A.V. Varadachar was a powerful actor and a playwright of the modern Kannada theatre. He made seminal contributions to popularizing the Company Nataka idiom. His work as a pioneering actor is especially significant, as he invented a novel style later adopted and developed by others.
Early Life of A. V. Varadachar
A. V. Varadachar was born into a family of Brahman civil servants in 1869. He did not have a background in theatre, except for some training in music. However, A. V. Varadachar possessed an attractive physique and good voice, which led him to act in plays during the 1880s in Bengaluru and Mysore. At that place the first professional Kannada Company had recently come up under palace patronage. Soon other companies sprang up in Mysore, inspired by and competing with the royal company. In one of these, A. V. Varadachar began his professional career in 1889.

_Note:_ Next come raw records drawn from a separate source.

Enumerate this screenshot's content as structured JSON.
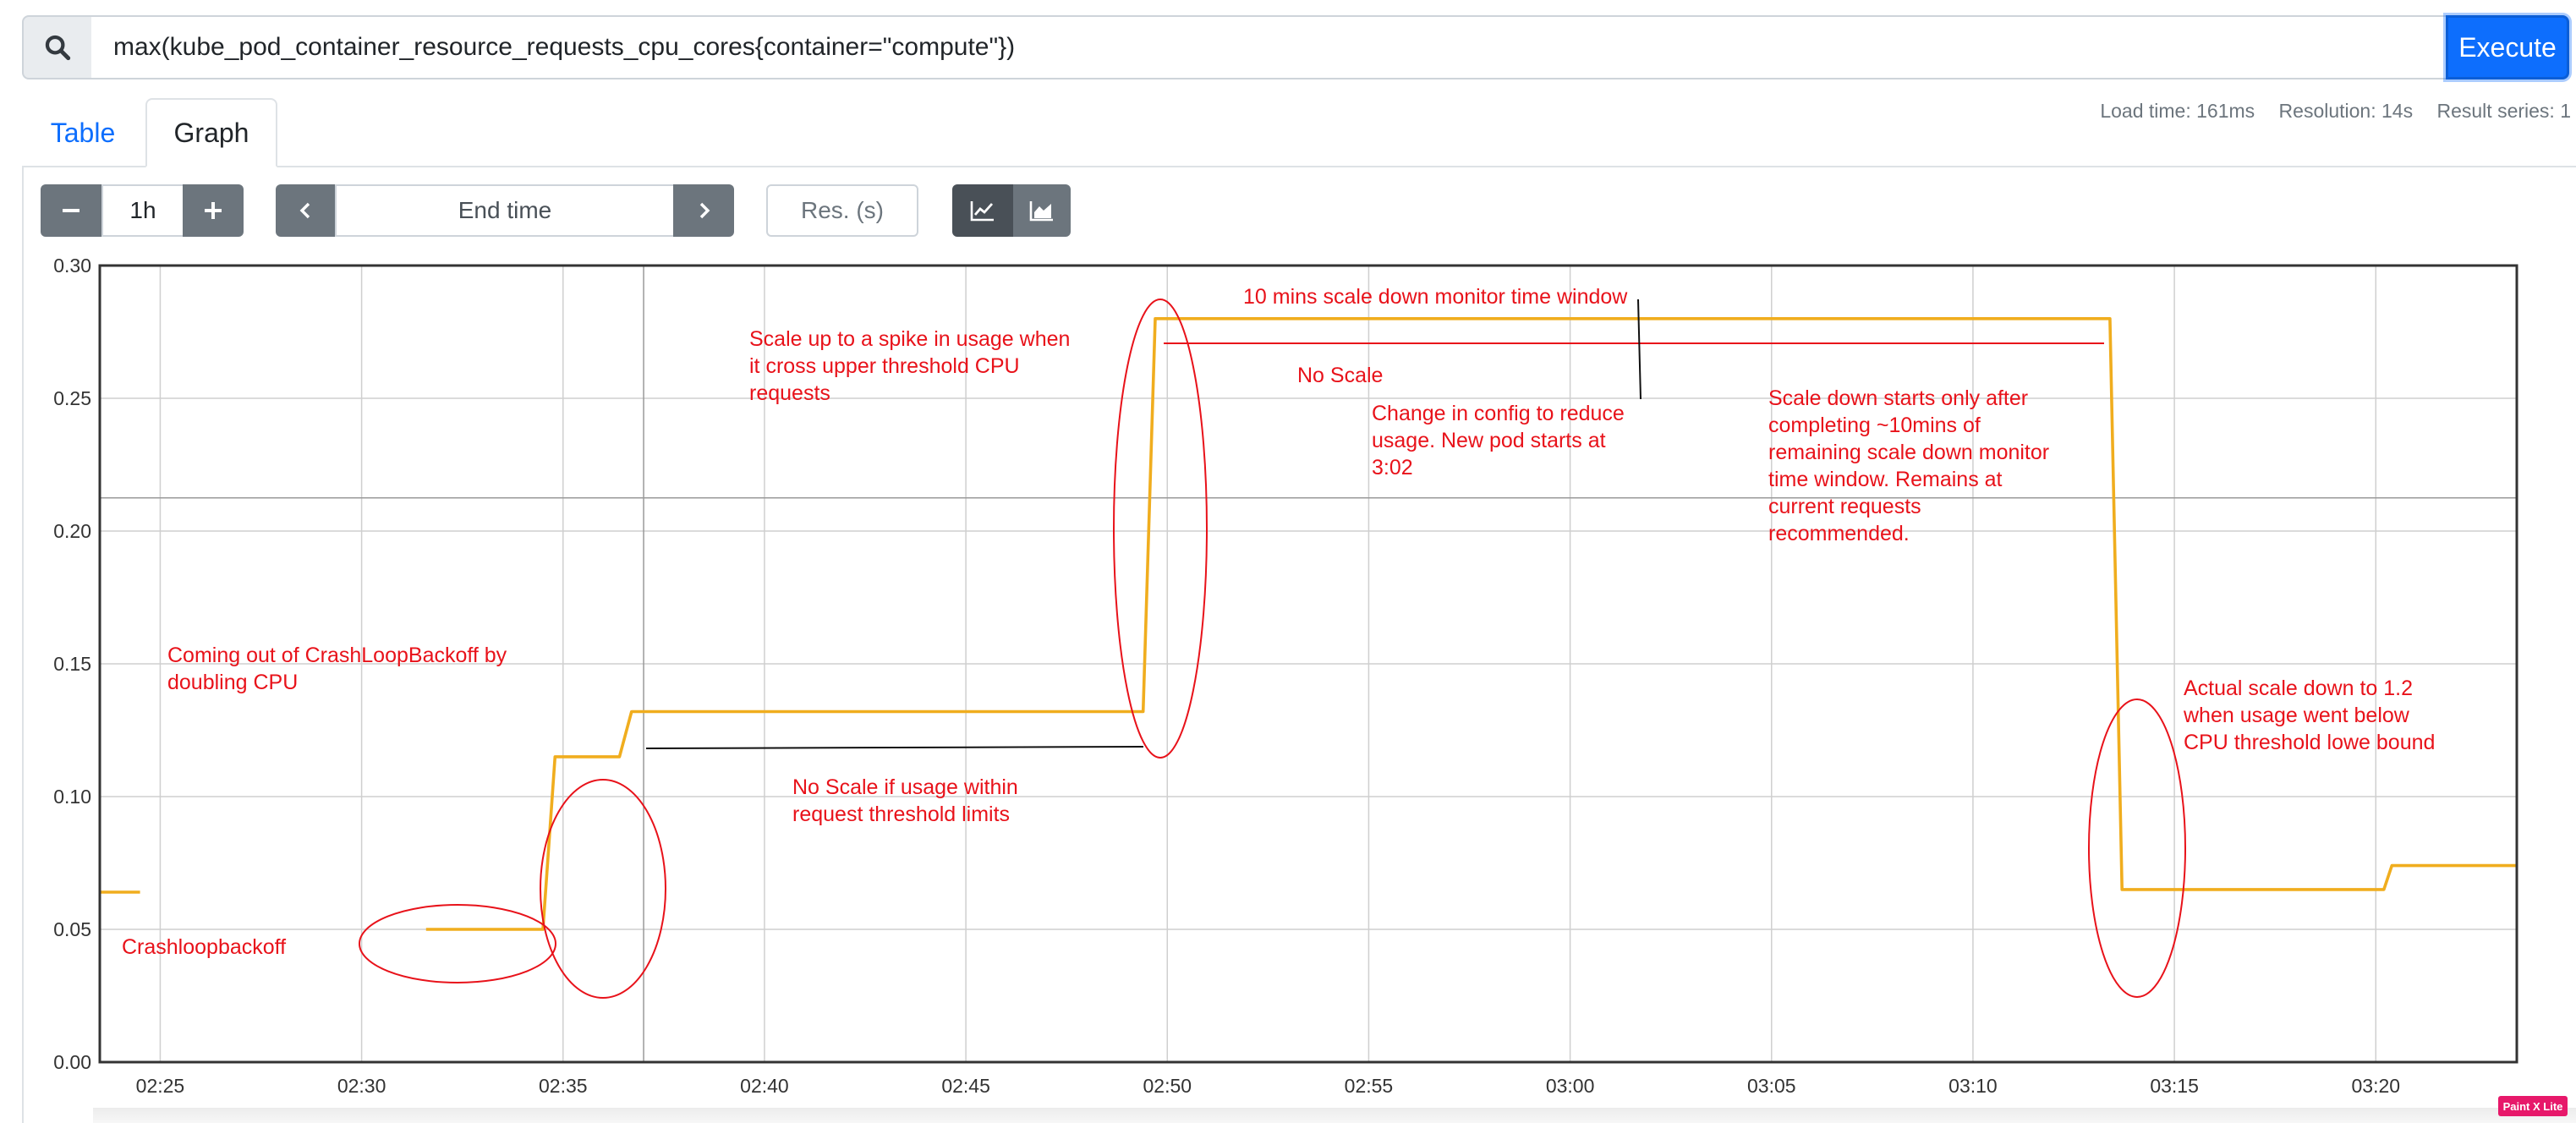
{
  "query": {
    "expression": "max(kube_pod_container_resource_requests_cpu_cores{container=\"compute\"})",
    "execute_label": "Execute"
  },
  "tabs": [
    {
      "label": "Table",
      "active": false
    },
    {
      "label": "Graph",
      "active": true
    }
  ],
  "stats": {
    "load_time": "Load time: 161ms",
    "resolution": "Resolution: 14s",
    "result_series": "Result series: 1"
  },
  "graph_controls": {
    "range": "1h",
    "end_time_placeholder": "End time",
    "resolution_placeholder": "Res. (s)",
    "minus_icon": "minus-icon",
    "plus_icon": "plus-icon",
    "prev_icon": "chevron-left-icon",
    "next_icon": "chevron-right-icon",
    "line_mode_icon": "line-chart-icon",
    "stacked_mode_icon": "area-chart-icon",
    "active_mode": "line"
  },
  "colors": {
    "series": "#f0ad1e",
    "annotation": "#e8121a",
    "accent": "#0d6efd"
  },
  "annotations": [
    {
      "id": "crashloop",
      "lines": [
        "Crashloopbackoff"
      ]
    },
    {
      "id": "coming-out",
      "lines": [
        "Coming out of CrashLoopBackoff by",
        "doubling CPU"
      ]
    },
    {
      "id": "scale-up",
      "lines": [
        "Scale up to a spike in usage when",
        "it cross upper threshold CPU",
        "requests"
      ]
    },
    {
      "id": "no-scale-threshold",
      "lines": [
        "No Scale if usage within",
        "request threshold limits"
      ]
    },
    {
      "id": "ten-mins",
      "lines": [
        "10 mins scale down monitor time window"
      ]
    },
    {
      "id": "no-scale",
      "lines": [
        "No Scale"
      ]
    },
    {
      "id": "config-change",
      "lines": [
        "Change in config to reduce",
        "usage. New pod starts at",
        "3:02"
      ]
    },
    {
      "id": "scale-down-starts",
      "lines": [
        "Scale down starts only after",
        "completing ~10mins of",
        "remaining scale down monitor",
        "time window. Remains at",
        "current requests",
        "recommended."
      ]
    },
    {
      "id": "actual-scale-down",
      "lines": [
        "Actual scale down to 1.2",
        "when usage went below",
        "CPU threshold lowe bound"
      ]
    }
  ],
  "chart_data": {
    "type": "line",
    "x_ticks": [
      "02:25",
      "02:30",
      "02:35",
      "02:40",
      "02:45",
      "02:50",
      "02:55",
      "03:00",
      "03:05",
      "03:10",
      "03:15",
      "03:20"
    ],
    "y_ticks": [
      "0.00",
      "0.05",
      "0.10",
      "0.15",
      "0.20",
      "0.25",
      "0.30"
    ],
    "ylim": [
      0,
      0.3
    ],
    "xlim_minutes": [
      23.5,
      83.5
    ],
    "x_unit_note": "minutes after 02:00",
    "grid": true,
    "series": [
      {
        "segments": [
          [
            [
              23.5,
              0.064
            ],
            [
              24.5,
              0.064
            ]
          ],
          [
            [
              31.6,
              0.05
            ],
            [
              34.5,
              0.05
            ],
            [
              34.8,
              0.115
            ],
            [
              36.4,
              0.115
            ],
            [
              36.7,
              0.132
            ],
            [
              49.4,
              0.132
            ],
            [
              49.7,
              0.28
            ],
            [
              73.4,
              0.28
            ],
            [
              73.7,
              0.065
            ],
            [
              80.2,
              0.065
            ],
            [
              80.4,
              0.074
            ],
            [
              83.5,
              0.074
            ]
          ]
        ]
      }
    ]
  },
  "watermark": "Paint X Lite"
}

Life in Theatre for A. V. Varadachar
A. V. Varadachar established his own troupe, Ratnavali Theatrical Company, in 1904. For the next twenty years it mounted important productions like Ratnavali, Nirupama, and Manmatha vijaya. Initially all of them won supportive audiences. After that the troupe travelled within and outside the Indian state of Karnataka. However, unlike Gubbi Veeranna, A. V. Varadachar was more an actor than an entrepreneur; therefore his company could not consolidate its support to sustain itself and, by 1920, started losing money. Attempts to reinvigorate it failed and it finally closed down in 1923. A. V. Varadachar died; shattered by his unfulfilled dreams, but the fact that actors had started emulating him even before his death justifies the title conferred on him, "Natakasiromani", i.e. `Crest-jewel of Drama`.
A. V. Varadachar`s innovations had a lasting effect on Kannada theatre. He integrated clowning into the main body of the performance and singing into the craft of acting, as he was a gifted vocalist himself. His finest contribution was to bring conflict into the prevailing stereotyped mode of acting. A. V. Varadachar introduced psychology into characterization, exploring the tensions within each character that he performed. His renderings of Hiranyakasipu, Harishchandra, and Dushyanta in which, at critical moments he wavered between emotions, creating psychologically nuanced personalities brings out his talent. Consequently, A. V. Varadachar marks the turning point where modernism enters Kannada acting.